RStudio looking for a way to create a Chart based on keywords

Hi, I am still new with Rstudio, and now I am looking to find a way to create a chart from 1 column keywords.
I know its working in Pandas, but I cannot find a way in Rstudio.

For example I have a dataframe CSV " headwear"

Name Color
Winter Hat Blue
Bunny Ears Grey
Summer Hat Pink
Woolen Cap Purple

I want to make a bar chart based on how many "Hats", "Caps", "Ears", and ignore anything else in the cell.
Tried different ways with count, but 1 error is bigger than the next error.
Could someone help me in the right direction?

Thanks in advance.

1 Like

The following code generates a rather bland looking bar chart from some example data.

library(dplyr)    # to manipulate the data frame
library(stringr)  # for string operations
library(ggplot2)  # for the bar chart

# Incoming data set (from CSV or wherever).
headgear <- data.frame(Name = c("Winter Hat", "Bunny Ears", "Summer hat", "Woolen Cap"),
                       Color = c("Blue", "Grey", "Pink", "Purple"))

# Categories for the bar chart.
types <- c("Hat", "Ears", "Cap", "Fedora")

# Add a "Type" column to the data frame by comparing "Name" entries to know types.
# (Comparison is case-insensitive here.)
headgear <- headgear |> rowwise() |> mutate(Type = types[str_detect(Name, paste("(?i)", types))])

# Plot the bar chart.
ggplot(data = headgear, mapping = aes(x = Type)) + geom_bar()

It is fragile in that it assumes each entry in the "Name" column will contain exactly one match to one of the predefined types (hat, cap, ears, ...).

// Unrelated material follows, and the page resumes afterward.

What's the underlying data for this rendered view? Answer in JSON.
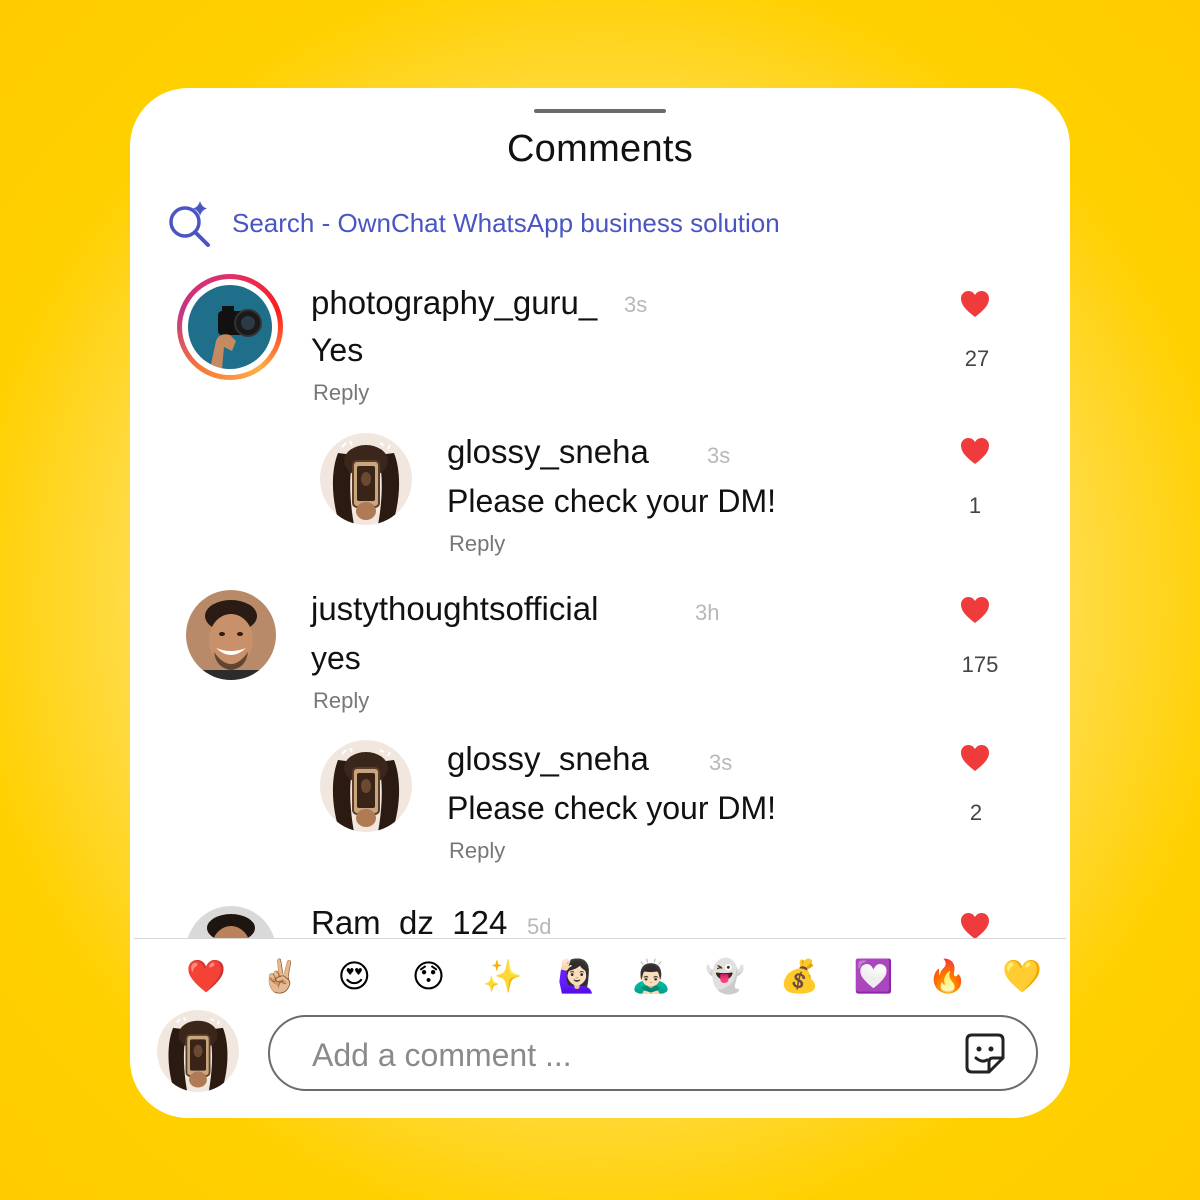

The comparison is case-insensitive, so if someone enters "Bunny ears", the entry will be recognized as matching "Ears".

1 Like

Thank you so much for helping me out with this.

Assumptions:

  1. Name is will have the interested word(Cap,Hat etc) at the end of the line else will have to use some form of regex in str_extract()
  2. Name is space separated, else change the arguments to str_split_i()

Used the dataframe from earlier comment but added few more rows

headgear <- data.frame(Name = c("Winter Hat", "Bunny Ears", "Summer hat", "Woolen Cap","Bunny2 Ears","Bunny3 Ears","Winter2 Hat"),
                       Color = c("Blue", "Grey", "Pink", "Purple","Purple","Purple","Green"))
headgear %>% 
  mutate(new_name= str_to_title(str_split_i(Name," ",-1))) %>%  # picks the last word, formats to uniform case
  count(new_name,sort=TRUE,name="total_counts") %>%  # gets counts of each new column value
  ggplot()+
  aes(new_name,total_counts)+
  geom_col()

1 Like

Hi Vinaychuri,

Thank you so much for this code. I will look into this. :slight_smile:

You can categorize the keywords in your "Name" column using pattern matching (e.g., detecting "Hat," "Cap," or "Ears"), then count occurrences and visualize them with a bar chart using ggplot2. Use functions like grepl() to classify items and dplyr to summarize counts before plotting. This approach will help you analyze keyword frequency efficiently in RStudio.